Before directing an episode of “Mad Men” in 2006, Lynn Shelton was the ultimate indie film outsider. “I had been in the hinterlands making movies,” recalls the Seattle-based writer-director. “I never went to film school; I never worked in L.A.; I never worked with a union crew; I never worked on a soundstage. Suddenly, I felt: ‘Now I am playing with the grownups.’?”

But the no-budget filmmaker (“We Go Way Back,” “My Effortless Brilliance”) and mumblecore actress (Joe Swanberg’s Web series “Young American Bodies,” among others), caught the industry’s eye with her third directorial outing, 2009′s “Humpday,” a comedy about two male friends who set out to prove their hipness by making a gay porno together. The pic won a Special Jury Prize at Sundance.

Mark Duplass, who stars in “Humpday” and Shelton’s follow-up “Your Sister’s Sister,” says Shelton’s love and empathy for her characters is what convinces the thesps who play them to abandon all reserve. “Actors will almost always follow her headlong into the abyss,” he says. “I sure as hell do.”

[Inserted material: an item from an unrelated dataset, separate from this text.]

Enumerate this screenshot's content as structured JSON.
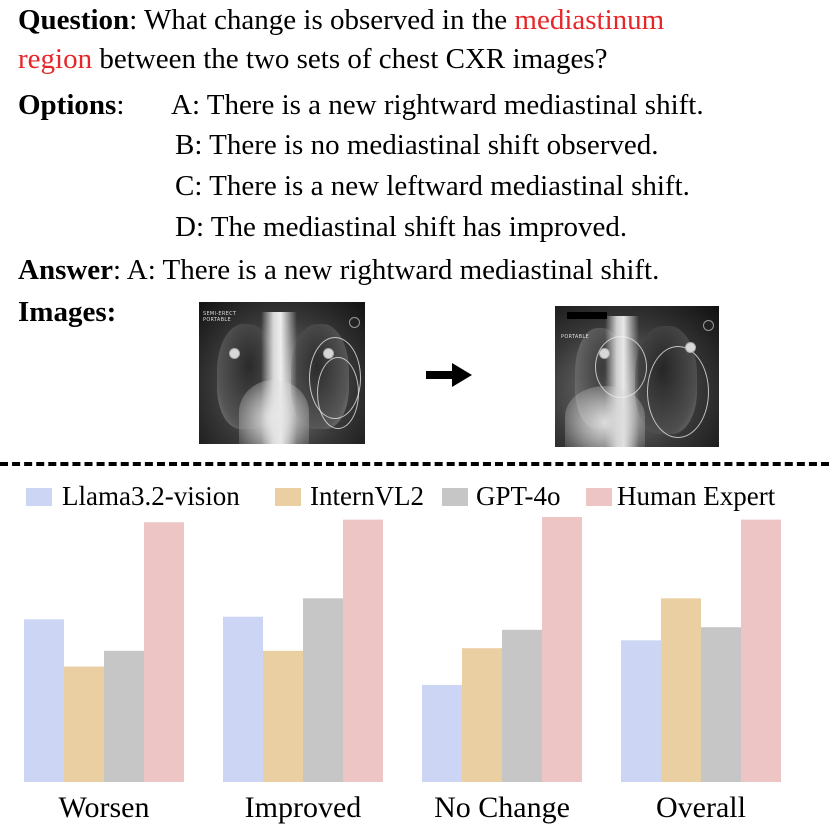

Shelton initially worried her transition to television would be difficult. “But not only did my skill sets transfer, it was a great fit,” she says, “because I’ve made three movies in a row that all took under two weeks to make, and that’s what TV is about: quality and speed.”

Shelton is certainly speedy. After making “Your Sister’s Sister,” which also stars Rosemary Dewitt and Emily Blunt, she’s in post on a fifth film, “Touchy Feely,” a multipart narrative with Dewitt and Ellen Page. She also signed on to direct her second episode of Fox’s “New Girl,” and is prepping another feature, “Laggies,” set to star Paul Rudd and Rebecca Hall, for Anonymous Content — “my first multimillion movie,” she says.

While she acknowledges working with a bigger budget will be a nice leap, Shelton doesn’t want to forego the intimate, improvisational comedic dramas that have defined her career so far.

“I’m not looking to do a $20 million movie just because it’s a $20 million movie,” she says. “Because I didn’t get here until I was 39, I don’t want to give a year and half of my life to projects that I’m not passionate about.”